Vai morrer de quê?
Quem ainda não parou para se perguntar de que maneira vai morrer? Essa é uma curiosidade que persegue muita gente, muito embora ninguém queira ir. Mas enfim, não tem jeito, um dia iremos. Entretanto, com os avanços da medicina, esperamos ir mais tardiamente, e da melhor maneira possível. Esse artigo de Helio Scwartsman nos ajuda a refletir sobre o assunto.
Vai morrer de quê?
SÃO PAULO – Foi Arthur Schopenhauer quem afirmou que o homem está condenado a ser um eterno insatisfeito. Nós nos esforçamos e sofremos para tentar obter aquilo que desejamos, mas, quando finalmente conseguimos, o sentimento de satisfação é no máximo efêmero e, assim, mergulhamos no tédio, para dele sair apenas quando surge um novo desejo, num ciclo torturante que se repete ao longo de toda a vida.
A fim de não desmentir o filósofo, faço hoje uma análise pessimista dos avanços da medicina. Sim, é verdade que esse ramo do saber deu, ao longo dos últimos séculos, passos notáveis, que tiveram significativo impacto na saúde e na vida das pessoas.

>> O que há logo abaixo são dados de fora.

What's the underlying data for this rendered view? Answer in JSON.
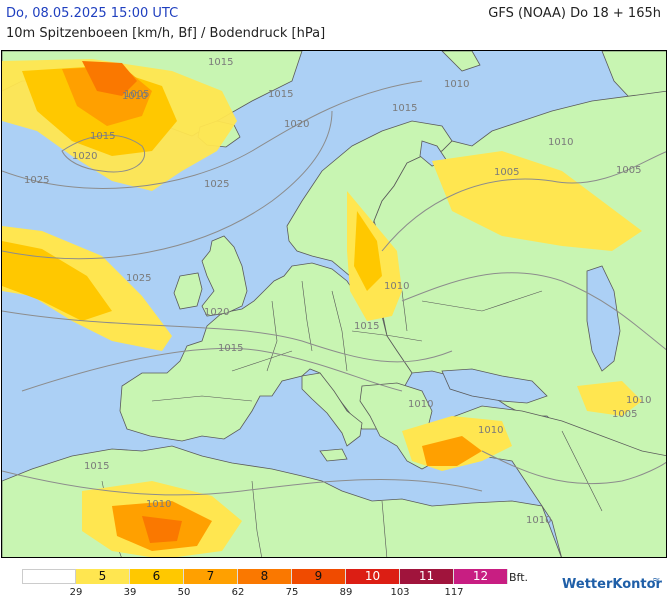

Destacam-se aí as medidas de saneamento básico, que reduziram bastante as diarreias –historicamente as maiores assassinas de bebês–, vacinações e o advento dos antibióticos. Isso já bastou para mudar radicalmente o mapa da mortalidade. Em 1950, 40% dos óbitos no Brasil se deviam a moléstias infectocontagiosas; hoje, elas são menos de 10%. Em termos de expectativa de vida ao nascer, passamos dos 43,3 anos em 1950 para 73,5 em 2010.
Ótimo, não é mesmo? Sim, mas, como todos precisamos morrer de alguma coisa, quando tiramos as doenças infecciosas da frente, pulamos para o próximo item da lista, que são as moléstias cardiovasculares. Elas representavam 12% dos óbitos em 1950 e hoje são 40%. E a coisa não para aí. As causas cardíacas, em certa medida evitáveis com mudanças no estilo de vida, medicamentos e cirurgias, já vão perdendo espaço para outras moléstias, notadamente os cânceres, mas também demências, doenças que afetam a mobilidade, e as várias enfermidades crônicas capazes de tornar nossa existência especialmente miserável.
Estamos ficando mais saudáveis, mas isso apenas nos empurra para mortes mais sofridas. Schopenhauer morreu do coração em 1860 sentado no sofá de sua casa com seu gato.